The base structure of the project is picked from Carnegie Mellon University's CS11-711 Advanced NLP assignment.
Pretrained weights are loaded for the language model from stories42M.pt; an 8-layer, 42M parameter language model pretrained on the TinyStories dataset.

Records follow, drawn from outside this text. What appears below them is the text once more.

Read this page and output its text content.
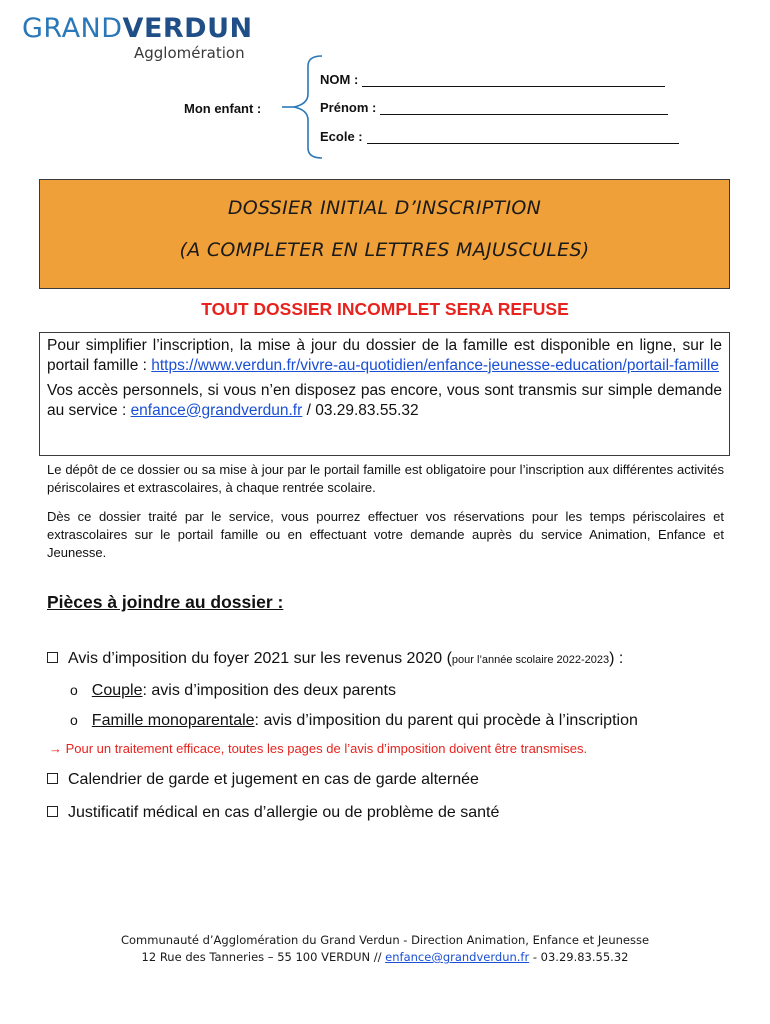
GRANDVERDUN
Agglomération
Mon enfant :
NOM :
Prénom :
Ecole :
DOSSIER INITIAL D’INSCRIPTION
(A COMPLETER EN LETTRES MAJUSCULES)
TOUT DOSSIER INCOMPLET SERA REFUSE

Pour simplifier l’inscription, la mise à jour du dossier de la famille est disponible en ligne, sur le portail famille : https://www.verdun.fr/vivre-au-quotidien/enfance-jeunesse-education/portail-famille

Vos accès personnels, si vous n’en disposez pas encore, vous sont transmis sur simple demande au service : enfance@grandverdun.fr / 03.29.83.55.32

Le dépôt de ce dossier ou sa mise à jour par le portail famille est obligatoire pour l’inscription aux différentes activités périscolaires et extrascolaires, à chaque rentrée scolaire.
Dès ce dossier traité par le service, vous pourrez effectuer vos réservations pour les temps périscolaires et extrascolaires sur le portail famille ou en effectuant votre demande auprès du service Animation, Enfance et Jeunesse.
Pièces à joindre au dossier :
Avis d’imposition du foyer 2021 sur les revenus 2020 ( pour l’année scolaire 2022-2023 ) :
o Couple : avis d’imposition des deux parents
o Famille monoparentale : avis d’imposition du parent qui procède à l’inscription
→ Pour un traitement efficace, toutes les pages de l’avis d’imposition doivent être transmises.
Calendrier de garde et jugement en cas de garde alternée
Justificatif médical en cas d’allergie ou de problème de santé
Communauté d’Agglomération du Grand Verdun - Direction Animation, Enfance et Jeunesse
12 Rue des Tanneries – 55 100 VERDUN // enfance@grandverdun.fr - 03.29.83.55.32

The project implements a small version of Llama2 model and performs sentence classification on sst dataset and cfimdb. The documentation.md file
contains descriptions of the classes and each function within them.
- Implemented Multiheaded cross attention using RoPE relative positional embeddings.
- Implemented a Tranformer block.
- Implemented rotary embeddings.
- Implemented classification head for sentence classification.
- Added implementations of Lora Layer and Lora Wrapper.
- Implemented AdamW optimizer.
- Generated text completion starting with a prefix.
- Performed zero-shot prompt based sentiment analysis on the 2 datasets.
- Performed fine-tuning of the model along with a classification head.
- Performed parameter efficient fine-tuning using self implementation of LoRa.
- Run
setup.shfor intitial configuration. - The various commands for running each feature are present in
commands.txt.
- The detailed explaination of different result files are present in
results.txt - The best hyperparameters are shown in the table below.
| Dataset | Method | Epochs | Batch Size | Learning Rate | Alpha | Rank |
|---|---|---|---|---|---|---|
| sst | Fine-tuning | 5 | 80 | 2e-5 | - | - |
| sst | LoRA | 5 | 80 | 2e-3 | 1 | 4 |
| cfimdb | Fine-tuning | 5 | 10 | 2e-5 | - | - |
| cfimdb | LoRA | 5 | 10 | 2e-3 | 1 | 4 |
- The table below shows the best sentiment classification accuracies for both the datasets.
| Dataset | Fine-tuning (Train/Dev/Test) | LoRA (Train/Dev/Test) |
|---|---|---|
| sst | 0.77 / 0.41 / 0.41 | 0.45 / 0.43 / 0.41 |
| cfimdb | 0.85 / 0.83 / 0.45 | 0.879 / 0.869 / 0.52 |
This code is based on llama2.c by Andrej Karpathy. Parts of the code are also from the transformers library (Apache License 2.0).